Bardzo aktywny dziś Sarafiński miał również swoją szansę, ale jego
lob wybił sprzed linii bramkowej stoper przyjezdnych. Nieskuteczna
okazała się również próba Zimonia (potężne uderzenie gracza ŁKS-u
poszybowała ponad poprzeczką).
W 69. minucie znakomicie spisał się Radosław Jurkowski. Nasz
prawoskrzydłowy popisał się ładną asystą i umożliwił tym samym Adamie
Patorze zanotowanie kolejnego w tych rozgrywkach hattricka. ŁKS panował
na murawie niepodzielnie i choć w poczynaniach naszego zespołu raziły
niedokładności i często zbyt czytelne zagrania to i tak rywale nie byli w
stanie zagrozić liderowi IV ligi.
Na trzy minuty przed końcem spotkania po centrze z wolnego Ślęzaka z
najbliższej odległości tuż obok s łupka główkował Jurkowski, drugi raz
tego dnia marnując doskonałą szansę na gola. Co nie udało się
pomocnikowi ŁKS-u w 87. minucie, powiodło się chwilę później.
Prostopadłe, doskonałe podanie Kasztelana pozwoliło wyjść Jurkowskiemu
na czystą pozycję strzelecką, a efektowny lob uwieńczył dzieło.

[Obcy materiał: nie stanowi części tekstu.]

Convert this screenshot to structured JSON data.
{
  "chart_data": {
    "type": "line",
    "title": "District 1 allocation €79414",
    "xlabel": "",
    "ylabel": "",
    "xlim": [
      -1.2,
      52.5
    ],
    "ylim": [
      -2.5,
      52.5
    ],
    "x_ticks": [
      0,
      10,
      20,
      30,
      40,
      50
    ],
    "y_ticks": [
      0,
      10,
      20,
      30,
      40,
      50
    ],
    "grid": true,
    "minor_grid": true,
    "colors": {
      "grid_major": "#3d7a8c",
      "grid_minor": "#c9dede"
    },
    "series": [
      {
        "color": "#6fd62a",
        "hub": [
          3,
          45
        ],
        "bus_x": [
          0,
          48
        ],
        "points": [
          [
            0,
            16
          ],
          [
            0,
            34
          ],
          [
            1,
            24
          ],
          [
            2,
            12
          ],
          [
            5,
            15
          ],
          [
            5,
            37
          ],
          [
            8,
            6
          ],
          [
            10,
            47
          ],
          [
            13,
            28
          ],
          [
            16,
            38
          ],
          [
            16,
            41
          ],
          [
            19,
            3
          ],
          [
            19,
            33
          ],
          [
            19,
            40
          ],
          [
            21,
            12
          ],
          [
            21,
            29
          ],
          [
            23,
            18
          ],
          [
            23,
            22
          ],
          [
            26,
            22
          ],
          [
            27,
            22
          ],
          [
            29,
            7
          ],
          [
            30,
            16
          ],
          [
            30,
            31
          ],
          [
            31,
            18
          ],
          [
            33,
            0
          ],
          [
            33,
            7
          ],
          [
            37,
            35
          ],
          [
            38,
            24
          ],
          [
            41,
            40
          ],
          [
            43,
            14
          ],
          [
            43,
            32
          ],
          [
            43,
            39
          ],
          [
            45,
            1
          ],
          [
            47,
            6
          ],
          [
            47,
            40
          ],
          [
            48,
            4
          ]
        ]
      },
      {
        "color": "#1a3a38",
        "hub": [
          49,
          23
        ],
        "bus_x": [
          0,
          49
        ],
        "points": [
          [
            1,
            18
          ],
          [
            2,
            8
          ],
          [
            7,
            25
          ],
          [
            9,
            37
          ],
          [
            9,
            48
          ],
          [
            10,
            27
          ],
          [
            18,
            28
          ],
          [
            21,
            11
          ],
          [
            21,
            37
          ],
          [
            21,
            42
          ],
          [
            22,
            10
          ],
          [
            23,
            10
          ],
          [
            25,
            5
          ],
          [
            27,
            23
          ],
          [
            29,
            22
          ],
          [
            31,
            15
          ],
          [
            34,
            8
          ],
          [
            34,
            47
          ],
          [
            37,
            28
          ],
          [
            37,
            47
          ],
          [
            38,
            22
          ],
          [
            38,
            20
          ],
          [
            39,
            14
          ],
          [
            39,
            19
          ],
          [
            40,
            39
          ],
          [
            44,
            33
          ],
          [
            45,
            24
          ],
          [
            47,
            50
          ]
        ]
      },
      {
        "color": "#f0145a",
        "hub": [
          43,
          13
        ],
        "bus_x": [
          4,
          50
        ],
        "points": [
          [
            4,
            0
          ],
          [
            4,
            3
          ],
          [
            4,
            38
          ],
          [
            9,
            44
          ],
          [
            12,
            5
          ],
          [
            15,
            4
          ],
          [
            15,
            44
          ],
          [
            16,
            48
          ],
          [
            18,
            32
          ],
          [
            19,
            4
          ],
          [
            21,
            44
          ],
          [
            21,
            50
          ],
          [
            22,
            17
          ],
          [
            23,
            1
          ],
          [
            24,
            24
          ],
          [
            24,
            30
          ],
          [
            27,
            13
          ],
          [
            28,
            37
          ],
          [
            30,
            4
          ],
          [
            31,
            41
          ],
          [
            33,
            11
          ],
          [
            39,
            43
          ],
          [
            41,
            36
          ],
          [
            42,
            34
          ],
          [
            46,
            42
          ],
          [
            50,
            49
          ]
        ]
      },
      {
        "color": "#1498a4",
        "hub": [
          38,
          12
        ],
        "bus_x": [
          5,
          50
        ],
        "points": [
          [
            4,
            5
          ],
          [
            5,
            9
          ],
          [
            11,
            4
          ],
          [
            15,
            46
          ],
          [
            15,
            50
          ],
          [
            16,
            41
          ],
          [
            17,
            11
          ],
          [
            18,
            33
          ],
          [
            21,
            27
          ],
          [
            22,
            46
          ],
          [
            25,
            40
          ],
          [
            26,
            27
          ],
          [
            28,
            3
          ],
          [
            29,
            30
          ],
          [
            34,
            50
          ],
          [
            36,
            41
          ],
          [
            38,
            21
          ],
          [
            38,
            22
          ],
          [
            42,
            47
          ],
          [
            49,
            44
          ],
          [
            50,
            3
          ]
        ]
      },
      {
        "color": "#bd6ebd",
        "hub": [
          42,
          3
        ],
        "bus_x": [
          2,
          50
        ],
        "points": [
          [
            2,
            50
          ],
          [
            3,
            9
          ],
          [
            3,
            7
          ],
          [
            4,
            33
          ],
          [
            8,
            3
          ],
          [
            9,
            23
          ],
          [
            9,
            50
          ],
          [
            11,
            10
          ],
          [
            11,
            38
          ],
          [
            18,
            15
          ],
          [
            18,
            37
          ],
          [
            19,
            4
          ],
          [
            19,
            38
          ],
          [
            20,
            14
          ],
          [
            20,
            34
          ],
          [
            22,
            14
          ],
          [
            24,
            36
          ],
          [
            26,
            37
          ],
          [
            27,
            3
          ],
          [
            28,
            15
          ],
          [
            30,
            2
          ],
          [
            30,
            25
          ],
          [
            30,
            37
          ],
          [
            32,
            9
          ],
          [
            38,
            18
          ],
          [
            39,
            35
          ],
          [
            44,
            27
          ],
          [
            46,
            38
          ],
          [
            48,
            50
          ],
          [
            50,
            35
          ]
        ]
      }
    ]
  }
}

ŁKS wygrał pewnie i przekonująco. Oczywiście można zwrócić przy tym
uwagę na słabą jakość rzemiosła piłkarskiego reprezentowaną przez
ambitnych gości z Piotrkowa, nie mniej takie słabości trzeba umieć
wykorzystać. Łodzianie w niedzielnie popołudnie potrafili to zrobić i
dlatego zapisują na swoim koncie kolejny komplet punktów.
IV liga 27 pażdziernika 2013 godz.14:00 - Łódź
ŁKS Łódź – Concordia Piotrków Tryb. 4:0
Patora 10
Patora 48
Patora 69
Jurkowski 89.
Concordia: Przybylski – Stolarski, Dąbrowski, Woźniak, Zelcer, Krawczyk, Kukułka, Mazurkiwicz, Kowalczyk, Keller, Bąbol.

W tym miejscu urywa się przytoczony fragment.